Maximilian, Prince of Wiedneuwied and Karl Bodmer explored the lands of the Blackfeet in 1833. Bodmer, a talented artist painted the portraits of Blackfeet leaders. A couple of years later they were also painted by George Catlin.

In 1837 another smallpox epidemic killed nearly 6,000 Blackfeet. This was an estimated two-thirds of the total population. There were incidents of Europeans being killed by Blackfeet. However, they accepted a visit by Pierre-Jean De Smet. In 1845 he secured a peace between them with the Flathead tribe. The following year he conducted the first Catholic Mass among the Blackfeet.

Blackfeet leaders agreed a treaty with the United States government in 1855. This attempt to designate Blackfeet hunting territory failed when white settlers began taking the land. This resulted in Blackfeet attacks on stagecoaches, ranches and forts.

In 1870 American soldiers attacked he camp of Heavy Runner. Over 200 Blackfeet were killed during what became known as the Massacre on the Marias River. The Blackfeet did not retaliate and in 1888 those left alive were placed on a 3,000 square-mile Indian Reservation in north-west Montana (Sweetgrass Hills Treaty). Today the reservation has a population around 8,500.

Blackfeet warrior by Karl Bodmer (1833)
Blackfeet warrior by Karl Bodmer (1833)

Primary Sources

(1) Lewis Morgan, Kansas and Nebraska Journal (June, 1859)

The Blackfeet live in camps, and each camp has its chief, who controls its movements. They have no villages, and raise no grain of any kind. They are strict nomads moving from place to place, and staying in one place but a short time. They have horses and they follow the game. The Blackfeet have no clans in the sense of the other nations, as each camp is made up of many lodges, and of persons who are not related by blood. It would seem that the prairie Indians have been demoralized by their hard mode of life, and by being forced back as they have been by our advancing race into the prairie which the Indian never liked, and until he obtained the horse, could not occupy. The Blackfeet as Algonquins must have originally had tribes.
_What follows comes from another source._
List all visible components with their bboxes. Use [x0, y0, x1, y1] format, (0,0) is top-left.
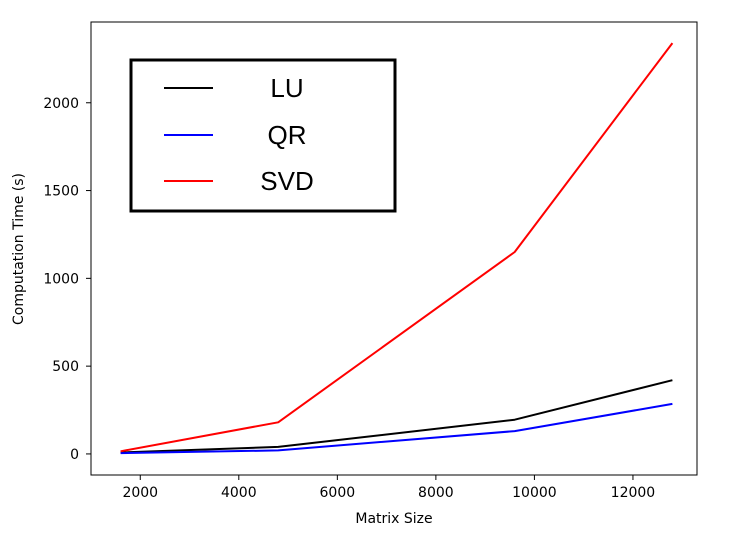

Among the Blackfeet polygamy prevails, and also the same custom of assigning all the sisters to the one who marries the oldest if he elects to take them. This polygamy they say is a necessity of the case growing out of the disproportion between the sexes. Life is long in this most healthy part of the world, and as the men fall in war constantly and in fights and casualties of all kinds, the women soon come to be the most numerous as this means becomes a sort of necessity to replenish their numbers.